Oggi che sono tornata a scrivere su questo blog dopo alcuni giorni di stacco, mi è tornata in mente una definizione che una mia amica mi ha dato del blogging mentre parlavamo di scrittura: “Scrivere un blog è una pratica.”
Io associo istintivamente la parola “pratica” alla disciplina dello yoga, cioè a quei gesti semplici ma intensi e vissuti con una estrema consapevolezza che si fanno su un tappetino come se fossero la cosa più importante del mondo. Nel momento presente effettivamente lo sono, e una delle frasi che ricordo e che più amo di un bravo maestro è che praticare yoga è “scoprire e vivere lo straordinario nel quotidiano”.
Sul tappetino ci si muove, si respira o semplicemente si sta fermi perché attraverso il corpo si sperimentano situazioni ed emozioni che incontriamo ogni giorno: la frustrazione, la rabbia, l’apertura, l’umiltà, l’esaltazione o la mancanza di speranza.
Però lo facciamo prestando attenzione, saggiando i nostri limiti, e questo ci aiuta quando nella vita quelle situazioni ed emozioni le incontriamo davvero.
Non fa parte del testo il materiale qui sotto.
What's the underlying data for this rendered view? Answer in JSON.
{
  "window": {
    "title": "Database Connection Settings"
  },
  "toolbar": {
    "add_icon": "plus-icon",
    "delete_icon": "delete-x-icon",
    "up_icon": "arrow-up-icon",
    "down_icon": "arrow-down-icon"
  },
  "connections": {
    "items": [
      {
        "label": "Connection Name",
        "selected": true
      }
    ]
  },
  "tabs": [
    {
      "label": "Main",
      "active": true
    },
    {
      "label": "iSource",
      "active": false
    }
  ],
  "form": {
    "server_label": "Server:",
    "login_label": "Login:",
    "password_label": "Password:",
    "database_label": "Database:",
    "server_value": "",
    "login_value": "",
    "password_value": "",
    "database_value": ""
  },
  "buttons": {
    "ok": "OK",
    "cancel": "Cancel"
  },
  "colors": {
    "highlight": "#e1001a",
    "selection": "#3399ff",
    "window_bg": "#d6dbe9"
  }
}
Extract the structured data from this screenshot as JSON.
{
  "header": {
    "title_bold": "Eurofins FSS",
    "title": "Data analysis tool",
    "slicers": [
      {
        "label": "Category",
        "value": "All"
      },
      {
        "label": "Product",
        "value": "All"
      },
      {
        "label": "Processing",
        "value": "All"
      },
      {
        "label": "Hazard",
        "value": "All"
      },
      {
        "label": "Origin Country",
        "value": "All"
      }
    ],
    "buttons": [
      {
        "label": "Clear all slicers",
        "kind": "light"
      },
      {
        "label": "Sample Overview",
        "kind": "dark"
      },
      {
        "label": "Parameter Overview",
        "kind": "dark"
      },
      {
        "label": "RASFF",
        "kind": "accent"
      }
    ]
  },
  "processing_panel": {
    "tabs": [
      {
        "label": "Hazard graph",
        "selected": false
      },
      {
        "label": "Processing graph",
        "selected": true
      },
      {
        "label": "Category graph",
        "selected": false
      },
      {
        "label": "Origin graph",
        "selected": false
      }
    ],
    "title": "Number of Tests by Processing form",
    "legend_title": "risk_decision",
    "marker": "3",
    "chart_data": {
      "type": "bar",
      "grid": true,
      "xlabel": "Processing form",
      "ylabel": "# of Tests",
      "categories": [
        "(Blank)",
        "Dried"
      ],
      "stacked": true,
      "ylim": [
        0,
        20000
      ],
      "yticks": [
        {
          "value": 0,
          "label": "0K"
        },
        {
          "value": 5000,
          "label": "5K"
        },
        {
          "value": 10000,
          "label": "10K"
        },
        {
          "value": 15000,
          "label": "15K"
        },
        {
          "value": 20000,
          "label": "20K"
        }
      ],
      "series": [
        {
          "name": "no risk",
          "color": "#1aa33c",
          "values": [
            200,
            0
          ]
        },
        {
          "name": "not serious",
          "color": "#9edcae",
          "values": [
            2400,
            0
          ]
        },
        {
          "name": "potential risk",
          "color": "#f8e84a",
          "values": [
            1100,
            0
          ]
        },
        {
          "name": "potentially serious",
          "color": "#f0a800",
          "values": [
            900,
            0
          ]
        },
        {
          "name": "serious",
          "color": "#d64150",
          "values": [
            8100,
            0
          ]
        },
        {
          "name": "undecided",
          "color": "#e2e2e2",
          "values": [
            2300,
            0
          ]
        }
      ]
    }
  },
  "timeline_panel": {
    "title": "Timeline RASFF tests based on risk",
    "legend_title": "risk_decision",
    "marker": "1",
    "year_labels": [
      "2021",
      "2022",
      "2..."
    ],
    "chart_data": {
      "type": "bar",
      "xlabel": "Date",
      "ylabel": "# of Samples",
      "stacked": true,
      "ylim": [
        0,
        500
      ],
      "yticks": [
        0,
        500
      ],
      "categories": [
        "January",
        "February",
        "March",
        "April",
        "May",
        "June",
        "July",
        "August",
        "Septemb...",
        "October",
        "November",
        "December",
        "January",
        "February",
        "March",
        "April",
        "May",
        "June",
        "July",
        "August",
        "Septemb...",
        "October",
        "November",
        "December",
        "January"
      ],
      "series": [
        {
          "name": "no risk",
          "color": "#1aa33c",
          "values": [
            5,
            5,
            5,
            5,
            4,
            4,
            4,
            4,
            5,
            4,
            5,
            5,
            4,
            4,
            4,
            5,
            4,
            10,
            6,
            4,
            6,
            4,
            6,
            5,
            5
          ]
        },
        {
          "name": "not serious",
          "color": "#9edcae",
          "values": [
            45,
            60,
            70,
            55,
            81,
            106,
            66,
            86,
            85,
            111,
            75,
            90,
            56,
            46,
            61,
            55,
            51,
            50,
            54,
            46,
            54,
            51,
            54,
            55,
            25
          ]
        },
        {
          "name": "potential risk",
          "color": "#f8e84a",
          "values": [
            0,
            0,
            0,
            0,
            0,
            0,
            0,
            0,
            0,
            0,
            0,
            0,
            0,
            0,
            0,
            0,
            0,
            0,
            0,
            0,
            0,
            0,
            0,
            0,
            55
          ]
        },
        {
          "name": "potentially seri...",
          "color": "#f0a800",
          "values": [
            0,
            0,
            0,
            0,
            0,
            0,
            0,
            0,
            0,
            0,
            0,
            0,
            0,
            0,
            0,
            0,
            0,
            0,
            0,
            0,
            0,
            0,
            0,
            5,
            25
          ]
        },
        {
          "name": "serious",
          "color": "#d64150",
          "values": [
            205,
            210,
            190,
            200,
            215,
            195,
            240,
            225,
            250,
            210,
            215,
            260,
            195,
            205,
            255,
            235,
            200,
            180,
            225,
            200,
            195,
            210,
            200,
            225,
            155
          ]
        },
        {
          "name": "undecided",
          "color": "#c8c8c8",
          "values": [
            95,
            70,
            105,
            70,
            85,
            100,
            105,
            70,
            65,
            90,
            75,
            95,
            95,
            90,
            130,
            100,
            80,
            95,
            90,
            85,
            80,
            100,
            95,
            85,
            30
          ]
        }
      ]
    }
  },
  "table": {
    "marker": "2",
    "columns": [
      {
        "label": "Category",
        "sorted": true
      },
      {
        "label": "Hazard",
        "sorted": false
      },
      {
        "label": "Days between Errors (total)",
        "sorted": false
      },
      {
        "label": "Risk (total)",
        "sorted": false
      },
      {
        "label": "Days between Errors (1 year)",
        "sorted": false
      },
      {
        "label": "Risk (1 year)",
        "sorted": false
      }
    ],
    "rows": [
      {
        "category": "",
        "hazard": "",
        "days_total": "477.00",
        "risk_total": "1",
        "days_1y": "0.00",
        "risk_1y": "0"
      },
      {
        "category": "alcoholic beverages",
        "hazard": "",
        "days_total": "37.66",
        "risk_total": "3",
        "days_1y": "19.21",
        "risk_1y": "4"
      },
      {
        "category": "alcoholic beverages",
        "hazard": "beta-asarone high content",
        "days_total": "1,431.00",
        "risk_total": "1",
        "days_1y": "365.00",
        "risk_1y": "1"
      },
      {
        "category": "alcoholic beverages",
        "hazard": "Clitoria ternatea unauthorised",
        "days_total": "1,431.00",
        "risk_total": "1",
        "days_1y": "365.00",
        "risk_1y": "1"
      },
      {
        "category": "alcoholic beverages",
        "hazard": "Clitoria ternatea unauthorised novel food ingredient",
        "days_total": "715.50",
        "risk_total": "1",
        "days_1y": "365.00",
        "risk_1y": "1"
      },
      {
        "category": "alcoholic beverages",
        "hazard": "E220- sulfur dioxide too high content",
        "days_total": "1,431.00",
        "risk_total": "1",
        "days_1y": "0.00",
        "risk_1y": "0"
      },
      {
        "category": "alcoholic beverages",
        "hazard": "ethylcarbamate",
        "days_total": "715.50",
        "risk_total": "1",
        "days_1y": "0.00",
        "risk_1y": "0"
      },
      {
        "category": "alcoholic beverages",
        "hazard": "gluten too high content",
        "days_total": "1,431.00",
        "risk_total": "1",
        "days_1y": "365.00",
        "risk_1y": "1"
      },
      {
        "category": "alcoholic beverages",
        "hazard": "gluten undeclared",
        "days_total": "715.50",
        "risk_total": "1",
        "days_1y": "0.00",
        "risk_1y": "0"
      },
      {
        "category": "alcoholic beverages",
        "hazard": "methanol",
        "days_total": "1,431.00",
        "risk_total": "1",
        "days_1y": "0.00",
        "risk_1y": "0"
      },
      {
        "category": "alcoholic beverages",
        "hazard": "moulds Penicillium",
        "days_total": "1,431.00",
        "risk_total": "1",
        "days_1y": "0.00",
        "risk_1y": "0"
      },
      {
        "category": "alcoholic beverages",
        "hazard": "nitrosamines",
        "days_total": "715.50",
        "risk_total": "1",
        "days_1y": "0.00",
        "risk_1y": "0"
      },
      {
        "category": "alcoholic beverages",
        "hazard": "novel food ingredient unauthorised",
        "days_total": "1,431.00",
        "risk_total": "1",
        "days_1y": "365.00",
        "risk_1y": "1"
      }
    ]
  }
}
In un certo senso, ci arriviamo più preparati.
Dopo più di tre anni di “pratica bloggica”, posso dire del blog un po’ la stessa cosa: nel piccolo spazio dei post si sperimentano delle cose che poi hanno delle ripercussioni molto ampie nella mia vita e attività di scrittrice professionale, forgiano il mio modo di rapportarmi con le parole e con le persone, ma soprattutto mi ricordano che l’essenza della mia pratica di scrittrice è la condivisione e l’apertura, che “lasciar andare” è molto più sano e remunerativo che “trattenere”. Tutte cose che, per natura, non mi sono per niente congeniali.
Per questo, credo, quasi ogni giorno mi ritrovo a praticare sul tappetino e su questo blog.
bella analogia, lo yoga.
la condivido in pieno, grazie! 🙂
e per me è sempre un piacere praticare la visita in questo tuo spazio e abbeverarmi alla fonte delle tue parole.
Grazie!
Non conosco l’esperienza dello yoga, sfrutto molto quella del blog. In una vita da “non scrittrice” le ripercussioni di un blog devono essere più tenui e indistinte, mentre trovo estremamente aderente anche al mio mondo la frase del tuo maestro: “scoprire e vivere lo straordinario nel quotidiano”. E anche se il mio blog mi aiuta nell’instaurare un dialogo più stringente e rilassante con me stessa, rimane la lettura di post altrui l’attività che più mi permette di superare il concetto di “banalità” appiccicato troppo spesso incautamente a quello che mi attornia.
Più che in un libro, dove troppo spesso c’è un fine e qualcosa di particolare da raccontare… nei post si estrapola lo “straordinario” nei modi più inaspettati.
Io, invece, avevo pensato al tamagochi, per un’analogia con il blog. Forse perchè sono nuova di questa pratica ( e in questa definizione concordo perfettamente con te), forse perchè mi piacerebbe una comunicazione e un dialogo più attivo di quello che per ora ho instaurato con altri sugli argomenti che a volte cerco di proporre, ma mi sembra che a volte diventi quasi una necessità trovare ogni giorno qualcosa da scrivere o almeno avere questa ansia, nella paura appunto che il tamagochi-blog non si nutra abbastanza e muoia.